By Michael Guy and Susannah Cullinane CNN

(CNN) -- A buoy moored about 400 miles south of New Zealand recorded a monster wave Saturday towering nearly 20 meters high.

The wall of water measured 19.4 meters (approximately 63.6 feet).

"This is one of the largest waves recorded in the Southern Hemisphere," said Dr. Tom Durrant, senior oceanographer at MetOcean Solutions, the company that deployed the buoy in conjunction with the New Zealand Defence Force.

Durrant said device was the "southern-most wave buoy moored in the open ocean."

While huge, Saturday's wave doesn't break any world records. The World Meteorological Organization (WMO) considers "significant wave height" to be the official measure of the largest sea state.

Wave height is defined as the distance from the crest of one wave to the trough of the next, but the WMO defines significant wave height as "the average height of the highest one-third of the wave heights (sea and swell) occurring in a particular time period."

The biggest wave recorded by a buoy

Announcing the last record-breaking wave, the WMO said the significant wave height measurement "is comparable to what an observer would see as an average of about 15-20 well-formed waves over a period of about 10 minutes."

Saturday's Southern Ocean wave measurement was a "maximum wave height" -- the height of an individual wave rather than an average reflecting the sea state. The significant wave height during the time period measured was 10.4 meters (approximately 34 feet), according to MetOcean's blog.

So even though it was huge, the wave falls short of the largest ever recorded by a buoy. That honor goes to a wave recorded in the North Atlantic Ocean between Iceland and the UK on February 4, 2013, according to the WMO. Data captured from that buoy shows a maximum wave height of more than 25 meters (82 feet), with the significant wave height measuring 19 meters (62 feet).

'Liquid Himalayas'

Announcing the launch of the Southern Ocean buoy in February 2017, the New Zealand Defence Force said the device would study waves described by sailors as "liquid Himalayas."
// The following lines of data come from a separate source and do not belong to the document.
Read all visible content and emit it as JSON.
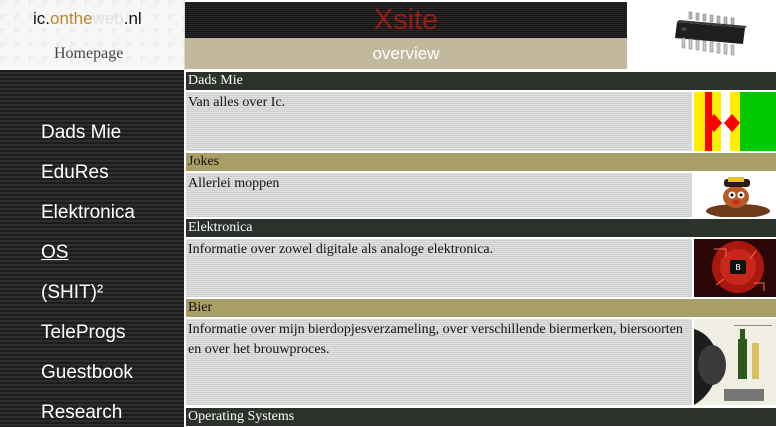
{
  "brand": {
    "name_part1": "ic.",
    "name_part2": "onthe",
    "name_part3": "web",
    "name_part4": ".nl",
    "homepage_label": "Homepage"
  },
  "header": {
    "title": "Xsite",
    "subtitle": "overview"
  },
  "nav": {
    "items": [
      {
        "label": "Dads Mie"
      },
      {
        "label": "EduRes"
      },
      {
        "label": "Elektronica"
      },
      {
        "label": "OS"
      },
      {
        "label": "(SHIT)²"
      },
      {
        "label": "TeleProgs"
      },
      {
        "label": "Guestbook"
      },
      {
        "label": "Research"
      }
    ]
  },
  "sections": [
    {
      "title": "Dads Mie",
      "description": "Van alles over Ic.",
      "thumb_icon": "flag-diamonds-icon"
    },
    {
      "title": "Jokes",
      "description": "Allerlei moppen",
      "thumb_icon": "cartoon-mole-icon"
    },
    {
      "title": "Elektronica",
      "description": "Informatie over zowel digitale als analoge elektronica.",
      "thumb_icon": "circuit-board-icon"
    },
    {
      "title": "Bier",
      "description": "Informatie over mijn bierdopjesverzameling, over verschillende biermerken, biersoorten en over het brouwproces.",
      "thumb_icon": "beer-drinker-icon"
    },
    {
      "title": "Operating Systems"
    }
  ],
  "colors": {
    "title_red": "#9a1a12",
    "overview_tan": "#c2b89e",
    "section_dark": "#2b322c",
    "section_tan": "#a89e66",
    "brand_gold": "#b58a2a"
  }
}
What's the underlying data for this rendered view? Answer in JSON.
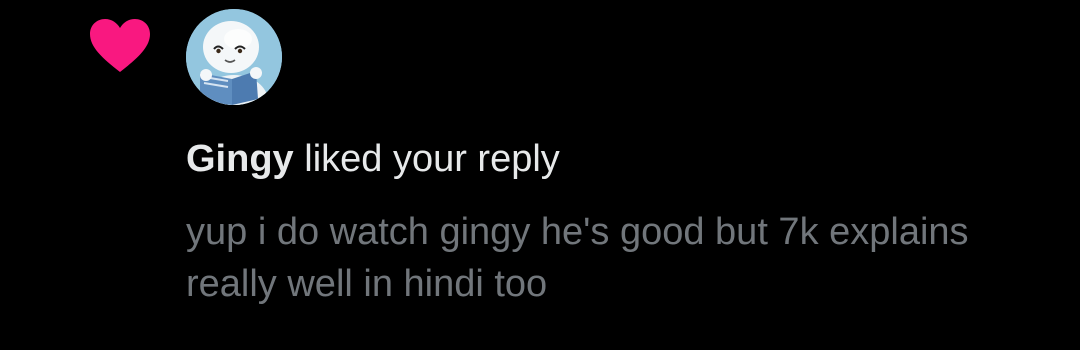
{
  "notification": {
    "type_icon": "heart-icon",
    "actor": {
      "avatar": "avatar-cartoon-reading-book",
      "name": "Gingy"
    },
    "action_text": " liked your reply",
    "reply_text": "yup i do watch gingy he's good but 7k explains really well in hindi too"
  },
  "colors": {
    "background": "#000000",
    "heart": "#f91880",
    "primary_text": "#e7e9ea",
    "secondary_text": "#71767b"
  }
}
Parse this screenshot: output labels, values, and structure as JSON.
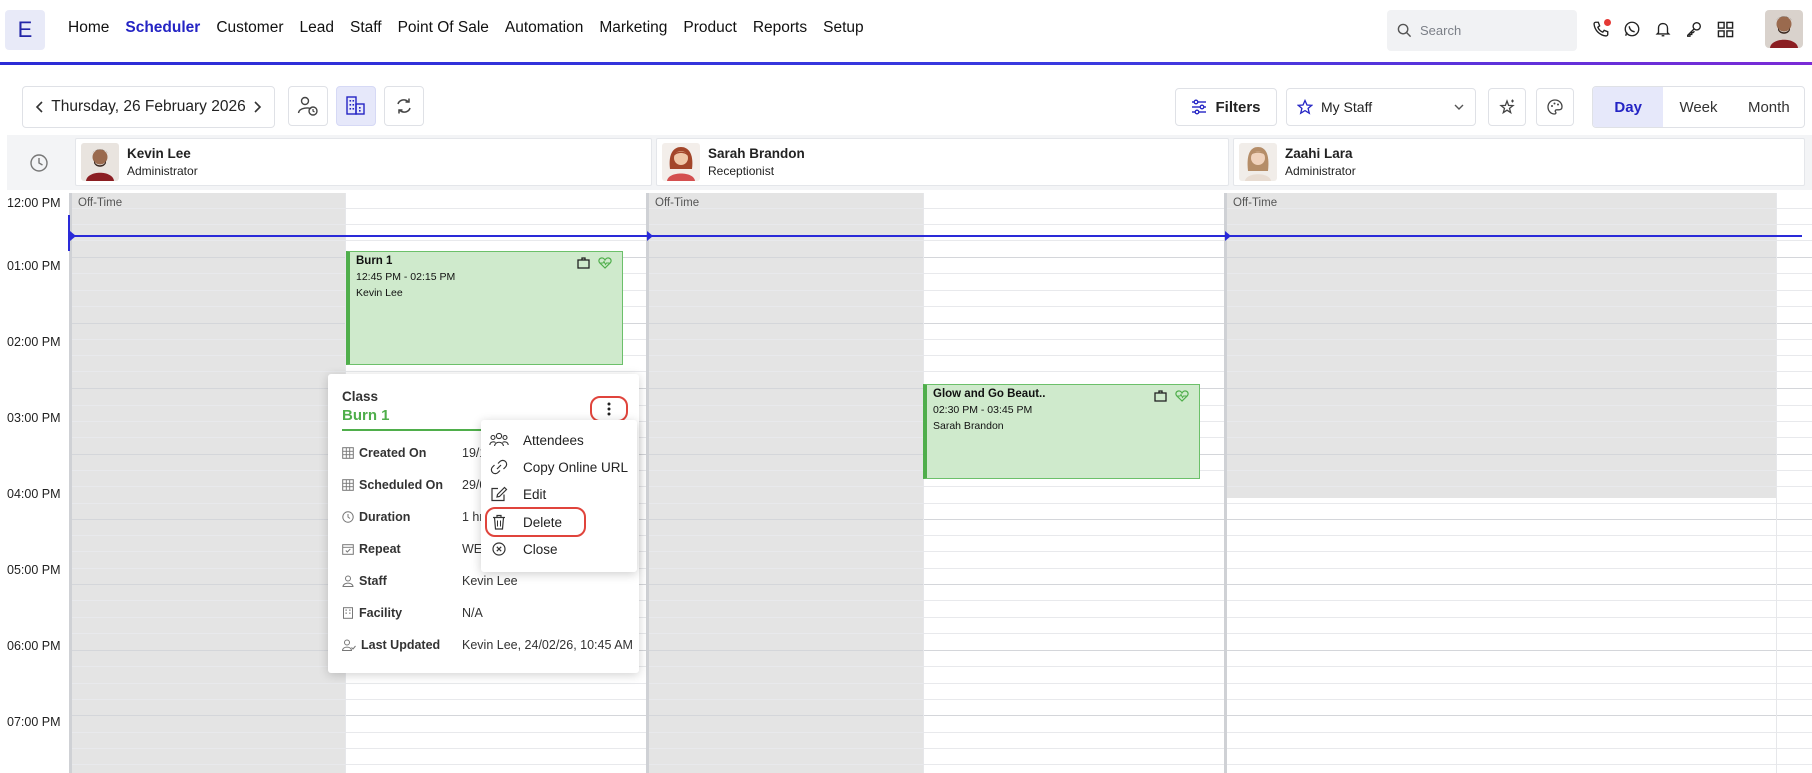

Wave data collected over six months will be used to help design an offshore patrol vessel for the Royal New Zealand Navy, it said.

NZDF's Defence Technology Agency (DTA) worked on the project with MetOcean and the buoy was placed by the HMNZS Otago.

"Southern Ocean waves are described by sailors as 'liquid Himalayas' and remain largely unstudied, including our ability to forecast them. The wave buoy will characterize what waves are present, and this information will help us assess how well our forecasting models are predicting these waves," DTA researcher Sally Garrett said at the time.

MetOcean's Durrant said Saturday that the buoy had been performing "extremely well" since it was moored in place.

"Not only is it surviving these large waves, but it is making detailed recordings of extreme sea states in the Southern Ocean, a region rarely observed by in-situ instrument," he said. "During the depths of winter, Southern Ocean waves are enormous, with significant wave heights averaging over 5 meters, and regularly exceeding 10 meters. Individual waves can double that size."

MetOcean says the buoy runs on batteries and solar power and is expected to last six months.